Allora ce lo racconti…
Takeda lavora essenzialmente su quattro aree terapeutiche: le malattie rare, la gastroenterologia, l’oncologia e le neuroscienze. Tra queste, le malattie rare rappresenteranno nei prossimi cinque anni il 70% del nostro portafoglio. E quando parliamo di malattie rare parliamo di migliaia di patologie, ciascuna con pochi pazienti, con una sintomatologia specifica e con una modalità di gestione specifica. Quello che abbiamo deciso di fare sin da ora è rinforzare la Business Unit Rare, che abbiamo creato da qualche mese e che ha cambiato guida a luglio. Rinforzarla significa formare dei team specifici di patologia molto preparati e dedicati a una specifica malattia rara. In questo modo assicuriamo una preparazione scientifica profonda e la conoscenza del percorso di gestione della malattia e, quindi, un team in grado di capire cosa serve per aiutare il paziente che è colui che ci poniamo l’obiettivo di supportare in tutto il suo percorso. Non è semplice. Se noi pensiamo che un medico di famiglia ha un massimale di 1.500 pazienti mentre una patologia rara può avere un’incidenza di un caso su 100.000, se quel caso capita, quel clinico deve saperlo riconoscere e sapere dove indirizzare quel paziente. Quindi la awareness è una parte fondamentale nel supporto alla diagnosi. Ci sono pazienti con malattie rare che impiegano anni per arrivare a una diagnosi. Ridurre questo tempo è una parte importante del nostro lavoro.

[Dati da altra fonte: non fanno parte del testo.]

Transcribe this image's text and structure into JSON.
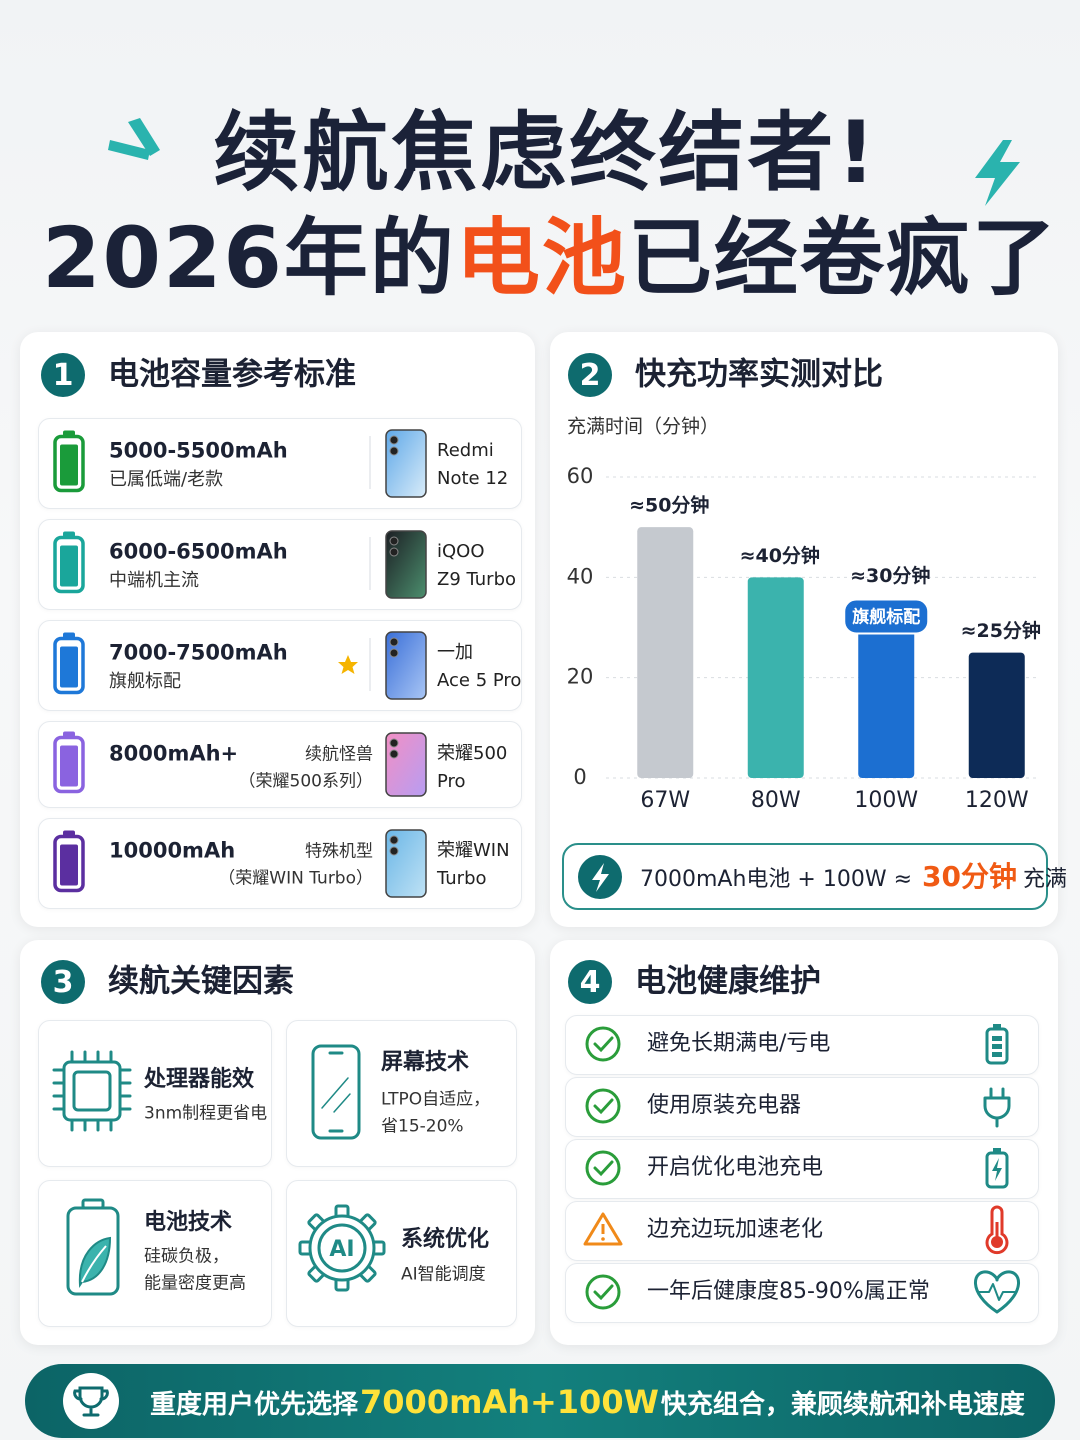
{
  "title": {
    "line1": "续航焦虑终结者!",
    "line2": {
      "before": "2026年的",
      "highlight": "电池",
      "after": "已经卷疯了"
    }
  },
  "capacity": {
    "number": "1",
    "heading": "电池容量参考标准",
    "rows": [
      {
        "capacity": "5000-5500mAh",
        "note": "已属低端/老款",
        "phone": [
          "Redmi",
          "Note 12"
        ]
      },
      {
        "capacity": "6000-6500mAh",
        "note": "中端机主流",
        "phone": [
          "iQOO",
          "Z9 Turbo"
        ]
      },
      {
        "capacity": "7000-7500mAh",
        "note": "旗舰标配",
        "phone": [
          "一加",
          "Ace 5 Pro"
        ]
      },
      {
        "capacity": "8000mAh+",
        "tag": [
          "续航怪兽",
          "（荣耀500系列）"
        ],
        "phone": [
          "荣耀500",
          "Pro"
        ]
      },
      {
        "capacity": "10000mAh",
        "tag": [
          "特殊机型",
          "（荣耀WIN Turbo）"
        ],
        "phone": [
          "荣耀WIN",
          "Turbo"
        ]
      }
    ]
  },
  "charging": {
    "number": "2",
    "heading": "快充功率实测对比",
    "summary": {
      "before": "7000mAh电池 + 100W ≈",
      "highlight": "30分钟",
      "after": "充满"
    }
  },
  "chart_data": {
    "type": "bar",
    "y_label": "充满时间（分钟）",
    "categories": [
      "67W",
      "80W",
      "100W",
      "120W"
    ],
    "values": [
      50,
      40,
      30,
      25
    ],
    "value_labels": [
      "≈50分钟",
      "≈40分钟",
      "≈30分钟",
      "≈25分钟"
    ],
    "colors": [
      "#c5c9cf",
      "#3bb3ad",
      "#1c6fd1",
      "#0d2b57"
    ],
    "annotation": "旗舰标配",
    "ylim": [
      0,
      60
    ],
    "yticks": [
      0,
      20,
      40,
      60
    ],
    "grid": true
  },
  "factors": {
    "number": "3",
    "heading": "续航关键因素",
    "items": [
      {
        "title": "处理器能效",
        "desc": [
          "3nm制程更省电"
        ]
      },
      {
        "title": "屏幕技术",
        "desc": [
          "LTPO自适应，",
          "省15-20%"
        ]
      },
      {
        "title": "电池技术",
        "desc": [
          "硅碳负极，",
          "能量密度更高"
        ]
      },
      {
        "title": "系统优化",
        "desc": [
          "AI智能调度"
        ],
        "icon_text": "AI"
      }
    ]
  },
  "health": {
    "number": "4",
    "heading": "电池健康维护",
    "items": [
      "避免长期满电/亏电",
      "使用原装充电器",
      "开启优化电池充电",
      "边充边玩加速老化",
      "一年后健康度85-90%属正常"
    ]
  },
  "footer": {
    "before": "重度用户优先选择",
    "highlight": "7000mAh+100W",
    "after": "快充组合，兼顾续航和补电速度"
  }
}
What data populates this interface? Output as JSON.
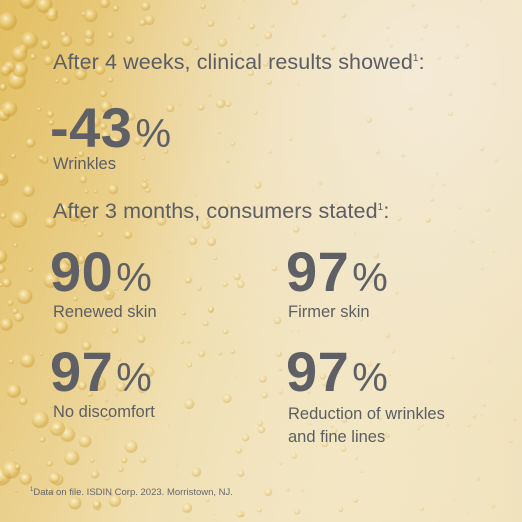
{
  "headline_1": {
    "text": "After 4 weeks, clinical results showed",
    "sup": "1",
    "suffix": ":"
  },
  "stat_main": {
    "value": "-43",
    "unit": "%",
    "label": "Wrinkles"
  },
  "headline_2": {
    "text": "After 3 months, consumers stated",
    "sup": "1",
    "suffix": ":"
  },
  "stats": [
    {
      "value": "90",
      "unit": "%",
      "label": "Renewed skin"
    },
    {
      "value": "97",
      "unit": "%",
      "label": "Firmer skin"
    },
    {
      "value": "97",
      "unit": "%",
      "label": "No discomfort"
    },
    {
      "value": "97",
      "unit": "%",
      "label_line1": "Reduction of wrinkles",
      "label_line2": "and fine lines"
    }
  ],
  "footnote": {
    "sup": "1",
    "text": "Data on file. ISDIN Corp. 2023. Morristown, NJ."
  },
  "colors": {
    "text": "#5e6065",
    "background_gold": "#e6c66f",
    "background_cream": "#f1e3bd"
  }
}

Parliamo di futuro. Per il 2023 quale sarò la sfida più grande da affrontare?
Abbiamo due sfide importanti. Una è chiaramente quella di consolidare questo modello sulle malattie rare e testarlo anche in un ambito nuovo, che è quello dei trapianti. Lanceremo un prodotto che servirà a preservare il dono delle persone e preservare il paziente che lo riceve. La seconda sfida è continuare a lavorare su malattie rare che hanno bisogni clinici non soddisfatti e con disparità di accesso alle terapie, come la sindrome dell’intestino corto. Un fronte questo, come altri, su cui stiamo lavorando insieme alle associazioni dei pazienti.

Lei è attiva anche sul fronte associativo. Che tipo di impegno sta svolgendo in Assobiotec?
È un’esperienza bellissima, della quale sono molto fiera e ne sento fortemente la responsabilità perché è una delle mie prime esperienze in ambito associativo. Sono nel Consiglio di Presidenza e responsabile dell’Area Terapia e Prevenzione e stiamo definendo, con il Presidente Fabrizio Greco, le priorità dell’associazione, perché è molto recente il cambio del vertice. Sotto la mia responsabilità ci sono le malattie rare, i farmaci orfani, le terapie avanzate, la ricerca e sviluppo, quindi tutto quello che concerne un l’attrazione di investimenti in Italia per la ricerca e sviluppo e lo sviluppo delle biotecnologie e l’accesso alle terapie innovative.

Che consiglio darebbe a un giovane che vorrebbe lavorare nel settore farmaceutico?
Sicuramente è fondamentale l’approfondimento scientifico, nonostante al settore interessino profili di varie provenienze. In questo settore vediamo persone, colleghi, laureati in economia, ingegneria. Per esempio ci sono tantissimi ingegneri gestionali ai vertici. In Takeda i direttori delle due business unit sono entrambi ingegneri gestionali, caratterizzati però da una grande competenza scientifica. Non parlo tanto della conoscenza dei meccanismi molecolari, parlo della gestione della patologia e delle sue conseguenze. E’ fondamentale comprendere che cosa prova la persona malata che hai di fronte. E per capirlo devi approfondire non tanto e non solo il meccanismo d’azione, ma il significato più profondo di cosa vuol dire avere quella malattia ed il suo impatto sulla qualità della vita.